Obama spent millions of televisions ads that were buttressed by hundreds of staff members in dozens of offices to take advantage of North Carolina's rapidly changing demographics and a large bloc of black voters galvanized by his bid to become the first African-American president.
North Carolina's growing population includes a booming urban corridor from Charlotte to Raleigh along Interstate 85, while retirees from northern states -- who are more willing to vote for Democrats -- are filling the state's coast and mountains.
That provided an opening for Obama that didn't exist 20 years ago, said Ferrel Guillory, director of the Program on Public Life at the University of North Carolina at Chapel Hill.

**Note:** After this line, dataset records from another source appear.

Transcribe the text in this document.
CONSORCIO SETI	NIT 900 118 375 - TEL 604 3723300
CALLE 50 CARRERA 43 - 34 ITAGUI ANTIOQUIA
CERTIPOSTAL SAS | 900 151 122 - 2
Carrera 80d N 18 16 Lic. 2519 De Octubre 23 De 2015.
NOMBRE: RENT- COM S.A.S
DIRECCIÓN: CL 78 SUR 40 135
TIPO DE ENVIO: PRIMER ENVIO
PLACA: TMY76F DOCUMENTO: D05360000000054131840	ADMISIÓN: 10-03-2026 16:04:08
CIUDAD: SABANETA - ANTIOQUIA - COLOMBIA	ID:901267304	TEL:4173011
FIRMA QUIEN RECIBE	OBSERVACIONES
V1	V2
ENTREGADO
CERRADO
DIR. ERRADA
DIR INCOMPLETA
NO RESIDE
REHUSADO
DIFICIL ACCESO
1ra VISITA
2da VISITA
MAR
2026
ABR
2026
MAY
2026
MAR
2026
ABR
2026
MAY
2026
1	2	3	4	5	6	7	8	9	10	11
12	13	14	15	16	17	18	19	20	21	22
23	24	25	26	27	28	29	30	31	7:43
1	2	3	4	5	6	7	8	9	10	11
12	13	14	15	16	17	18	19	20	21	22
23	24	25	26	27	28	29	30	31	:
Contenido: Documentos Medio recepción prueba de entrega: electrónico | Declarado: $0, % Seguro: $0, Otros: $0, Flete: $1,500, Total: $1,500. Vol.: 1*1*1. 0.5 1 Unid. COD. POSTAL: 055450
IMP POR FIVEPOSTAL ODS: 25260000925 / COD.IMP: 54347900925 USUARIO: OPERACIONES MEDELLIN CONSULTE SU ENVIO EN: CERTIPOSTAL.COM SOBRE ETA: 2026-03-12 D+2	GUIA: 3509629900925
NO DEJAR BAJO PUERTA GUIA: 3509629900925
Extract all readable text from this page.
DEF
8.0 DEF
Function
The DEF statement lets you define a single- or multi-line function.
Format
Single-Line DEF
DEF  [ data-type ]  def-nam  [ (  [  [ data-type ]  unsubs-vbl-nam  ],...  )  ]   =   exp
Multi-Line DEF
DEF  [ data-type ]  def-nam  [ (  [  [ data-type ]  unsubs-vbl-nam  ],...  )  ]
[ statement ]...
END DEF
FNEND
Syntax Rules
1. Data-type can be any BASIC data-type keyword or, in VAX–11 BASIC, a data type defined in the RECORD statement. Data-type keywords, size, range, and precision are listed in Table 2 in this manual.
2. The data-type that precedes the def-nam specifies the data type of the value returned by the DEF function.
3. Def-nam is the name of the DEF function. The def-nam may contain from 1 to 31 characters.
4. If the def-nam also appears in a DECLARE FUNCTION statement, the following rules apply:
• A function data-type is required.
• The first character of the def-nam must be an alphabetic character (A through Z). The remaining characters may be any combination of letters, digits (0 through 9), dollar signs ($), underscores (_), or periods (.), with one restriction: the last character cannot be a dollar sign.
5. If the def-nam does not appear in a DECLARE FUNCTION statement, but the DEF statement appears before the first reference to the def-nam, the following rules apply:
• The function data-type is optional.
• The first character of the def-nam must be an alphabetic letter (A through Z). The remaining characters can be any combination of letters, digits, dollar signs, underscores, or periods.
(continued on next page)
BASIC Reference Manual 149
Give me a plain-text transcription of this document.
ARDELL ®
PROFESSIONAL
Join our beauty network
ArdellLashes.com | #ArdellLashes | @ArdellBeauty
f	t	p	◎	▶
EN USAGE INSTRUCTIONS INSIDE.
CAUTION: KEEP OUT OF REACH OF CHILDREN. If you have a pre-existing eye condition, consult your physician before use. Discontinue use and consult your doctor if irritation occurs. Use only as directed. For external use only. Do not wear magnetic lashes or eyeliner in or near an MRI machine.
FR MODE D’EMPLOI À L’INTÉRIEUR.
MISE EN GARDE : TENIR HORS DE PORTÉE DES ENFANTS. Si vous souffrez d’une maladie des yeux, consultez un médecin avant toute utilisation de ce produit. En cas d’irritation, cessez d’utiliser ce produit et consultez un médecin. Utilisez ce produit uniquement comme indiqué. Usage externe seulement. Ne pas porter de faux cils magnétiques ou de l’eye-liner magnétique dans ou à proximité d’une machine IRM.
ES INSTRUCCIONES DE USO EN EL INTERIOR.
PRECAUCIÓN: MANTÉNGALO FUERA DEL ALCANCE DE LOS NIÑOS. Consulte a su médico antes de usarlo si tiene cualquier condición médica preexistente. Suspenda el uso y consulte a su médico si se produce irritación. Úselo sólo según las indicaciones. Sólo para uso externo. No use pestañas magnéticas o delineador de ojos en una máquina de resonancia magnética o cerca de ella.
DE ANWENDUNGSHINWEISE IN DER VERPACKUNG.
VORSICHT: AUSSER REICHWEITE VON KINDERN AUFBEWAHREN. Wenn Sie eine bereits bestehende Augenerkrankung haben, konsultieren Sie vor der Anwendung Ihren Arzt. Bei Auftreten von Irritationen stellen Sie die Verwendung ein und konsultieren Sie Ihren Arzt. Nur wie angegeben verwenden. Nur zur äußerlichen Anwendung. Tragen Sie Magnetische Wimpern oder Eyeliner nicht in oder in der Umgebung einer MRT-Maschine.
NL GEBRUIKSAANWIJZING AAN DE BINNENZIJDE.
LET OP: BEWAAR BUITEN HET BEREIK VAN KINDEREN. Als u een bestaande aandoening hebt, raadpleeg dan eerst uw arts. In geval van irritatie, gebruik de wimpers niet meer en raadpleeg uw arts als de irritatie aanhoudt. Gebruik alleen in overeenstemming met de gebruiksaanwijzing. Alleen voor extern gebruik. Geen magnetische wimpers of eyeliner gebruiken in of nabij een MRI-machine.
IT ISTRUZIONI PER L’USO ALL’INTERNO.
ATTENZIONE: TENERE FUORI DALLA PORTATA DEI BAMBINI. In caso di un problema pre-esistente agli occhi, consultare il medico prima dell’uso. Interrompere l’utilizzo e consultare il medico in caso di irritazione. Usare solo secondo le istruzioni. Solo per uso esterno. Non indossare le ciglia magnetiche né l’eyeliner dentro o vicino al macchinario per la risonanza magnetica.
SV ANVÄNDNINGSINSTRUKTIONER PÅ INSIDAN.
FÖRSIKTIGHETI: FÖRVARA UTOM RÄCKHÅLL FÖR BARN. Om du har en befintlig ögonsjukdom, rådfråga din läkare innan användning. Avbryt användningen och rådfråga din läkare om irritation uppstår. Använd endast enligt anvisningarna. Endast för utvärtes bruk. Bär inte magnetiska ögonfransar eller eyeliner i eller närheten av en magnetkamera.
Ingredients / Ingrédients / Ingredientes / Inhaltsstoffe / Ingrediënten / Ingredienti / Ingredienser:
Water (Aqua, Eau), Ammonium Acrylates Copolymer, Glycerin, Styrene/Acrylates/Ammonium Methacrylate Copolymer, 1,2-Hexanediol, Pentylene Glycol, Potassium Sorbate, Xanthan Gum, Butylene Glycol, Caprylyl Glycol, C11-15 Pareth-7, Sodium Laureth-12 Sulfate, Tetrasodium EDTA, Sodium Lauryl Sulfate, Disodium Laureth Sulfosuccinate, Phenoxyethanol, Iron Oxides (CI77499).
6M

"There are persuadable voters available who are not caught up in the old constructs of the politics of North Carolina or Virginia," Guillory said. "So to me the interesting story out of this campaign is that the Obama campaign discovered an opportunity in the South, in those states that it seemed that had moved most briskly into the new economy."
Exit polls also showed that some 30 percent of voters still considered race a factor in their decision, with the numbers split evenly among voters who backed McCain and Obama. Nearly one in five voters considered race an important factor.
James Kessler, 40, of Salisbury, said while he considered a number of issues before casting a vote, he felt a "sense of pride" in voting for a fellow black man for president. "I didn't think this would ever happen," he said.
But Obama also performed well among white voters. He got 35 percent of the vote among whites, far higher than in deep South states such as Alabama and Mississippi, where he barely won 10 percent of the white vote.
The economy also played a key role -- with 60 percent of voters considering it the top issue, with those voters breaking slightly to Obama. The state's manufacturing industry has been devastated by competitive imports, and the state's banking economy centered in Charlotte was struck by economic turmoil that led to the downfall of Wachovia Corp., in the weeks before Election Day.
Carla Williams, 37, a medical reimbursement specialist who's originally from Connecticut and now lives in Raleigh, said she backed Obama for his ability to shake things up in Washington -- especially on the economy.
"This is a recession, and anybody who says it's not has got to be crazy," Williams said. People losing their homes, the cost of gas, the cost of food, the jobs that are being lost. We are in a recession. It's time for a change."
Obama's win completed the party's sweep at the top of the North Carolina ticket. Beverly Perdue was elected the state's first female governor, while Kay Hagan unseated one of the GOP's most respected figures in Sen. Elizabeth Dole.